Profiteers and speculators in the energy markets are already poised to capitalise on the problems to push up wholesale prices which will mean hefty increases at the pumps, say petrol retailers.

Even before the latest crisis, the AA had warned that motorists were on course for a 2p a litre fuel price hike at the pumps – adding £1.40 to the fill-up for a Ford Mondeo.

The Coryton crisis could see that rise even higher, say retailers.

Record pump prices set on May 9, 2011 were 137.43p a litre for petrol and 143.04p for diesel – or just over £100 to fill up a new Ford Mondeo with a 70-litre tank. If diesel hits £1.45 a litre it will cost  £101.50 per fill-up.

Yesterday diesel averaged 142.21p a litre in the UK – less than 1p off the record – and means it currently costs £99.50 to fill up a Mondeo.

Petrol, at 133.89p yesterday, is 3.54p a litre off the May record.

Forecourts fear a repeat of the crisis which caused chaos in Scotland in 2008 when the giant Grangemouth refinery was hit by strike action – leading to pumps running dry, ‘sold out’ signs, and some cases of petrol rationing north of the border.

RAC Motoring Strategist Adrian Tink said: ‘The message for motorists in the area is a simple one – don’t panic buy and potentially  create a problem.’

East of England Euro MEP Richard Howitt said: ‘I don’t want to be alarmist about this, but I don’t want to be dishonest either. Supplies across London and the South East could be affected and I have been told this could impact the Olympics.’

Coryton has refining capacity for ten million tonnes of crude oil per year. Some 36 per cent of its output is petrol and 27 per cent diesel, the rest a mixture of other fuels.

There are seven other refineries in the UK – at South Killingholme and Lindsey, both in North Lincolnshire; Fawley, near Southampton; Grangemouth, near Falkirk; Stanlow in Cheshire; and Milford Haven and Pembroke, both in Pembrokeshire. Petroplus previously owned a refinery in Teesside, which closed in 2009.

Adding to supply woes is a strike by tanker drivers at the South Killingholme refinery which supplies around 340 Jet filling stations, of which the majority are in the North  and Midlands. Instability in Iran and its threat to block key oil tanker routes in the Straits of Hormuz, coupled with the strong dollar, is also storing up trouble, retailers warned. The UK has 8,500 filling stations of which 2,132 are in the South East. Of these, about 600 are BP and Texaco sites supplied from Coryton.

Petroplus reported a net loss of £265million in the first nine months of last year, while in December its banks withdrew a £675million portion of its £1.29billion credit facility.

The other main supplier for the South East and London is the Exxon Mobil refinery in Fawley.

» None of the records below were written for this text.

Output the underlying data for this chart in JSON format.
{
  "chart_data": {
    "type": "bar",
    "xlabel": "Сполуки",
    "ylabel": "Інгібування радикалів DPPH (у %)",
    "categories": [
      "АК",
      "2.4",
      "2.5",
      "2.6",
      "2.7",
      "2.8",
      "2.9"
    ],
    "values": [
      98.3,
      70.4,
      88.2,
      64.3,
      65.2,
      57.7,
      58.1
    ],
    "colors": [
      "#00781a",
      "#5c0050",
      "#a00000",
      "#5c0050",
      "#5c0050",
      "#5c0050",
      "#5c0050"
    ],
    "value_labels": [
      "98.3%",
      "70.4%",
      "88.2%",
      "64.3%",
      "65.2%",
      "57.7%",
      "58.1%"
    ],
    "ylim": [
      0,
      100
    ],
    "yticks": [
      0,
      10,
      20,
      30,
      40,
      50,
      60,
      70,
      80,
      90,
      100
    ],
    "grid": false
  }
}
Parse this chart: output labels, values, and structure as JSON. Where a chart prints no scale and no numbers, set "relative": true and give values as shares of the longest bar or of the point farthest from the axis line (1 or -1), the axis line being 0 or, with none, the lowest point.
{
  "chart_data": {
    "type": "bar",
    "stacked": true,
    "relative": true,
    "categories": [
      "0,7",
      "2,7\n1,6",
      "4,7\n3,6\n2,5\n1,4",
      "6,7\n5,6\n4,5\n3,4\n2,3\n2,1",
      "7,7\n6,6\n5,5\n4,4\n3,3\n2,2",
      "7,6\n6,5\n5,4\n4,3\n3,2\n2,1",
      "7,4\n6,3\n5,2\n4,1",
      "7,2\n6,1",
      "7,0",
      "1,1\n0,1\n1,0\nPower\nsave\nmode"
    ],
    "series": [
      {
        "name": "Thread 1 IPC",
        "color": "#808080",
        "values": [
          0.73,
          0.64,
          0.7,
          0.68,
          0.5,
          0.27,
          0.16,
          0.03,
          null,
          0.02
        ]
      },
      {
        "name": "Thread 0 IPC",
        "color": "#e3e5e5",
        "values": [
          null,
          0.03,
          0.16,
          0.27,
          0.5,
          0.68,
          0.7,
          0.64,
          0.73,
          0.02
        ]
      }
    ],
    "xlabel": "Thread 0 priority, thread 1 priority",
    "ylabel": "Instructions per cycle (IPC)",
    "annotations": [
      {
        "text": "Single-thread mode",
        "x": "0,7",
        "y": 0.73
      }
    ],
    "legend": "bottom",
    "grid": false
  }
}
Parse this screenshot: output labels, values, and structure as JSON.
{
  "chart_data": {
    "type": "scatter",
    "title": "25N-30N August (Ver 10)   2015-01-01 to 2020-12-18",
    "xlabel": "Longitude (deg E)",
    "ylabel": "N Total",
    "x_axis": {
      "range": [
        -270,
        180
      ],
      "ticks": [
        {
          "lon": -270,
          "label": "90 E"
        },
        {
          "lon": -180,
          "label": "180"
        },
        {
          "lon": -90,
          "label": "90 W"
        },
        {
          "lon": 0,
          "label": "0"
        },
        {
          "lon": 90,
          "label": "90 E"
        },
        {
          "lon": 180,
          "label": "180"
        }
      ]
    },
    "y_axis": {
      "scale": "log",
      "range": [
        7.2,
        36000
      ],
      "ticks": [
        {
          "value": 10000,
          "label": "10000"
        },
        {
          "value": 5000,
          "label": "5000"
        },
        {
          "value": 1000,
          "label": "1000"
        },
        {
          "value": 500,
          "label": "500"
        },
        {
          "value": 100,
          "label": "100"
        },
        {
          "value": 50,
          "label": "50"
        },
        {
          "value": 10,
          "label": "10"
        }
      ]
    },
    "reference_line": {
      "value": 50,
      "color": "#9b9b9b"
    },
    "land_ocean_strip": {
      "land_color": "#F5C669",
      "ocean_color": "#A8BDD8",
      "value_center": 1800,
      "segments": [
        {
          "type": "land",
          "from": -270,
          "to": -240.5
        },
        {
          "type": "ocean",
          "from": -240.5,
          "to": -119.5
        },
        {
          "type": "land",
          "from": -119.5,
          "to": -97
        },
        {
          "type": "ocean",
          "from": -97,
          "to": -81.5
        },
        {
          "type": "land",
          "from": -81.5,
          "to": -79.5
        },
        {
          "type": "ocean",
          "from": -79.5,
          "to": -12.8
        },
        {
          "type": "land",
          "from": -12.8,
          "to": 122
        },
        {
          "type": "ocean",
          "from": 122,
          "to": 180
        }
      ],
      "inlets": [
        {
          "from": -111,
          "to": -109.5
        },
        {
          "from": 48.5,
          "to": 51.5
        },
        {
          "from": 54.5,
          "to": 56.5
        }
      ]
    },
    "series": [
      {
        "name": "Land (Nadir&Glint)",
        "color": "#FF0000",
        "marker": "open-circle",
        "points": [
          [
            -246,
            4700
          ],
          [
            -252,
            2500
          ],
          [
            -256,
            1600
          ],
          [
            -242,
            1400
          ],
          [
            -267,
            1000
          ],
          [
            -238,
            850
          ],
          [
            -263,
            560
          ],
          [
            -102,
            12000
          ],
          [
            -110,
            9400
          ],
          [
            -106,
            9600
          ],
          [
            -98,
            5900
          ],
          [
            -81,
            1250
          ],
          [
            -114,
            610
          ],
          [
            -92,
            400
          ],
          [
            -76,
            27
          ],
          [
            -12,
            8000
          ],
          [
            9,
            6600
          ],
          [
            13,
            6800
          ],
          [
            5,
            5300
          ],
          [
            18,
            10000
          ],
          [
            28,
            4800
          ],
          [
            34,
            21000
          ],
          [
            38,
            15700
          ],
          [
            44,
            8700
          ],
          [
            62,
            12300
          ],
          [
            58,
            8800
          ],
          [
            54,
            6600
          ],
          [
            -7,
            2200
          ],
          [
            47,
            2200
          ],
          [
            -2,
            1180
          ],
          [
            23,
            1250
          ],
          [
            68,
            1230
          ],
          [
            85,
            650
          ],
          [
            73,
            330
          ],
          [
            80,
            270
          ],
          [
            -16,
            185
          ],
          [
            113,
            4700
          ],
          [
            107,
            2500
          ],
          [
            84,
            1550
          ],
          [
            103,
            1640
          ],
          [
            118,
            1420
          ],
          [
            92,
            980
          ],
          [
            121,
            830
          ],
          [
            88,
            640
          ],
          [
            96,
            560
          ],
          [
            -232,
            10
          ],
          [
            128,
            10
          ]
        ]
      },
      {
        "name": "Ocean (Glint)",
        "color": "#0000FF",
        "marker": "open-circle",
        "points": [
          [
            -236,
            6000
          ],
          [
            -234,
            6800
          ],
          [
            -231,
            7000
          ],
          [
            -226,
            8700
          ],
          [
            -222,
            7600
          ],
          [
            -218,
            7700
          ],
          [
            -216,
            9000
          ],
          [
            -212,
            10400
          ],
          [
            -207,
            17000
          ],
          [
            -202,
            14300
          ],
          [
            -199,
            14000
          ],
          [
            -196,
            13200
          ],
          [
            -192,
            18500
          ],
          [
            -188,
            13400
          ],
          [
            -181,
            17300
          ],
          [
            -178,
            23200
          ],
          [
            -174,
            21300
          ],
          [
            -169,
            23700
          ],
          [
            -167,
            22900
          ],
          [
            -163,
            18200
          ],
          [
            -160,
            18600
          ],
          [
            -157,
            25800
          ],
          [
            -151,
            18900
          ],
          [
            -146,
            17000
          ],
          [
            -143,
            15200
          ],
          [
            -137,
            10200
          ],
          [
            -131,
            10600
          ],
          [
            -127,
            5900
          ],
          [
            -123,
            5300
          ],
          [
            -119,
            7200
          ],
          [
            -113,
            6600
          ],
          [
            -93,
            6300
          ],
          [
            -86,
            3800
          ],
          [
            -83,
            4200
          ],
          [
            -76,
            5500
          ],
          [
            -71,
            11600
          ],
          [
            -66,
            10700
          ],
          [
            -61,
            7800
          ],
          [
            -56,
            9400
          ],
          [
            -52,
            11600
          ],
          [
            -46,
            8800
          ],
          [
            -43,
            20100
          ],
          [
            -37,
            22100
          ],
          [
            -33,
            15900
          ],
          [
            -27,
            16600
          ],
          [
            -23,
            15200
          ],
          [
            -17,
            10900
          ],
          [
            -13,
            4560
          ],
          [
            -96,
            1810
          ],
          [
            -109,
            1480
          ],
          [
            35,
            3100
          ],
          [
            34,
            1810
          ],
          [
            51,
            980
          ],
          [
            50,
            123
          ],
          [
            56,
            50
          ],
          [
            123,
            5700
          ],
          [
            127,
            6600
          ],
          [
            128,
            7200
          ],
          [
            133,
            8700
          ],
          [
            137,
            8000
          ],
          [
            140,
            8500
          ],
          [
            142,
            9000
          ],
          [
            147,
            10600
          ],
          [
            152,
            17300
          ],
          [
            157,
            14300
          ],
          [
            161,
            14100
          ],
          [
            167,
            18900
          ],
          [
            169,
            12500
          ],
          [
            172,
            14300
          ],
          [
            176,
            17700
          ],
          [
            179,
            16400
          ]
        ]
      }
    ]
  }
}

A Department of Energy and Climate Change spokesman said it was helping to look for buyers but that the ‘immediate priority’ was to keep the Coryton refinery and Teesside storage business operating’. He added: ‘In the short term, companies have made alternative arrangements to ensure adequate supplies of products are available in the South East.’

Petroplus had been increasingly relying on its British offshoot for funds. At the end of 2009, it owed the British arm £42million.

But by the end of 2010 the Swiss company’s borrowings from its British subsidiary had ballooned to £114million. The company’s fate was sealed when 13 banks, including Morgan Stanley, Deutsche Bank and BNP Paribas, froze a $1billion loan that was keeping it going.

Global accountancy giant PwC has been appointed administrator for the British companies.